// the find
AutoMQ/automq
Diskless Kafka® on S3. 10x Cost-Effective. No Cross-AZ Traffic Cost. Autoscale in seconds. Single-digit ms latency. Multi-AZ Availability.
AutoMQ is a Kafka fork that replaces local disk storage with S3 (or S3-compatible object storage), making brokers stateless. The value proposition is real: no cross-AZ replication traffic, auto-scaling in seconds instead of hours, and dramatically lower storage costs versus EBS-backed Kafka. It's for teams running Kafka on AWS/GCP who are tired of paying cross-AZ bills and hand-tuning partition rebalancing.
The architecture is genuinely clever — by pushing durability to S3 and using a WAL for low-latency writes, they get the cost benefits of object storage without catastrophic tail latency on every produce. The built-in Auto Balancer replacing Cruise Control is a meaningful operational improvement; partition reassignment in vanilla Kafka is a pain most teams underestimate. Native OpenTelemetry/Prometheus metrics export (instead of JMX) is a quiet upgrade that makes it drop-in compatible with modern observability stacks. 100% Kafka protocol compatibility means zero client-side changes — you swap the cluster, not your code.

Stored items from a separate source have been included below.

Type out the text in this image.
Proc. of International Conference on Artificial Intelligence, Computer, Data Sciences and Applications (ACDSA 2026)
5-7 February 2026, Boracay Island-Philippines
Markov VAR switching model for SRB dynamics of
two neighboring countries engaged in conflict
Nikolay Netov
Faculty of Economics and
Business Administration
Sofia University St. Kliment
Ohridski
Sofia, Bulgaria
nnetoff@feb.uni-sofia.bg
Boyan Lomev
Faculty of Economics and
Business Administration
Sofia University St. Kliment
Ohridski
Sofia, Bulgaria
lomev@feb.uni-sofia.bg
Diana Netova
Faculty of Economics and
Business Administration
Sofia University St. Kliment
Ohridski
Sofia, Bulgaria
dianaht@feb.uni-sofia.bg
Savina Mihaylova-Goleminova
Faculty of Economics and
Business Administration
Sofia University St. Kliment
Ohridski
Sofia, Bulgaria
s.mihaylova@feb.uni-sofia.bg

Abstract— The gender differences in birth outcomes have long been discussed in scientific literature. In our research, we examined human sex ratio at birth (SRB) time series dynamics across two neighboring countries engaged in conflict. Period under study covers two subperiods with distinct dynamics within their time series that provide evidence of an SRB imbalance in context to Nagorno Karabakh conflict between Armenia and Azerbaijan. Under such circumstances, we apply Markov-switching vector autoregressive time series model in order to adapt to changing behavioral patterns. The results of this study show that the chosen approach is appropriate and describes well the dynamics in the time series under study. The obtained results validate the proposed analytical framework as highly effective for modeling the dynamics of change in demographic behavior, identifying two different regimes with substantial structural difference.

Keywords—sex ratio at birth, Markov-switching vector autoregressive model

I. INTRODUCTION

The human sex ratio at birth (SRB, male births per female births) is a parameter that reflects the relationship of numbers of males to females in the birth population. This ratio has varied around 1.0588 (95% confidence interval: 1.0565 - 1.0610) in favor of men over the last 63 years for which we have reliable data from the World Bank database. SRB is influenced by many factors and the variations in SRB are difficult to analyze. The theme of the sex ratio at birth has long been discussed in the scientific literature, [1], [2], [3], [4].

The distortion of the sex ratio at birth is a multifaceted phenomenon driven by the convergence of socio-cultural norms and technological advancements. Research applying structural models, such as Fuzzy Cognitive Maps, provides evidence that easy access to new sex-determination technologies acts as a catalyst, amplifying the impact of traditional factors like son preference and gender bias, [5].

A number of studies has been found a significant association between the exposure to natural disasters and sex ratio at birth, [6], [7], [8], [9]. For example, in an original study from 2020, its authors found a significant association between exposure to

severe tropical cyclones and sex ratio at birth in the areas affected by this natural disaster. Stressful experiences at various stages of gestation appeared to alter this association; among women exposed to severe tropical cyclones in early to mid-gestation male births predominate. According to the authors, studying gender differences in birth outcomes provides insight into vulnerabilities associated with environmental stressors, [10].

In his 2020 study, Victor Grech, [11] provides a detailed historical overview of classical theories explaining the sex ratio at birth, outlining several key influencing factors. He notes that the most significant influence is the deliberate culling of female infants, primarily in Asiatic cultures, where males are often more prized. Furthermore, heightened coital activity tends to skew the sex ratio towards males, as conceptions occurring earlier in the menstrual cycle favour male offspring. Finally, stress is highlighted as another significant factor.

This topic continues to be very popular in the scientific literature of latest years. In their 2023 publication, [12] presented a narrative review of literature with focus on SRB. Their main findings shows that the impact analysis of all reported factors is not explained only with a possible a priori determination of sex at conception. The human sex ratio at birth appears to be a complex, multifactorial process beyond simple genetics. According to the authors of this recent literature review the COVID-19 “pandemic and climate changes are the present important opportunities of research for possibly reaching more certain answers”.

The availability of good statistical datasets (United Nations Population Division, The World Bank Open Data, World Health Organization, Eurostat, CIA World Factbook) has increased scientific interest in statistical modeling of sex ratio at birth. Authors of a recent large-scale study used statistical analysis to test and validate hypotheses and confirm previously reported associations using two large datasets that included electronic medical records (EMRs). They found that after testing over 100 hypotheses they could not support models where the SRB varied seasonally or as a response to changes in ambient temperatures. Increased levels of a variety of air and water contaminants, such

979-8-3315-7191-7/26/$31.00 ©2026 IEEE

Single-digit millisecond latency is enterprise-edition only; the open-source version defaults to S3 directly, which means hundreds-of-milliseconds p99 on produces — fine for batch, problematic for latency-sensitive workloads. The README buries this distinction, which will bite someone benchmarking it. Production deployment is explicitly discouraged in the quick-start, and the 'contact us' CTA for production guidance is a red flag: docs for self-hosted production clusters are thin. The Table Topic / Iceberg integration is promising but clearly very new, and mixing streaming and table semantics in one system adds operational complexity that the documentation doesn't adequately address.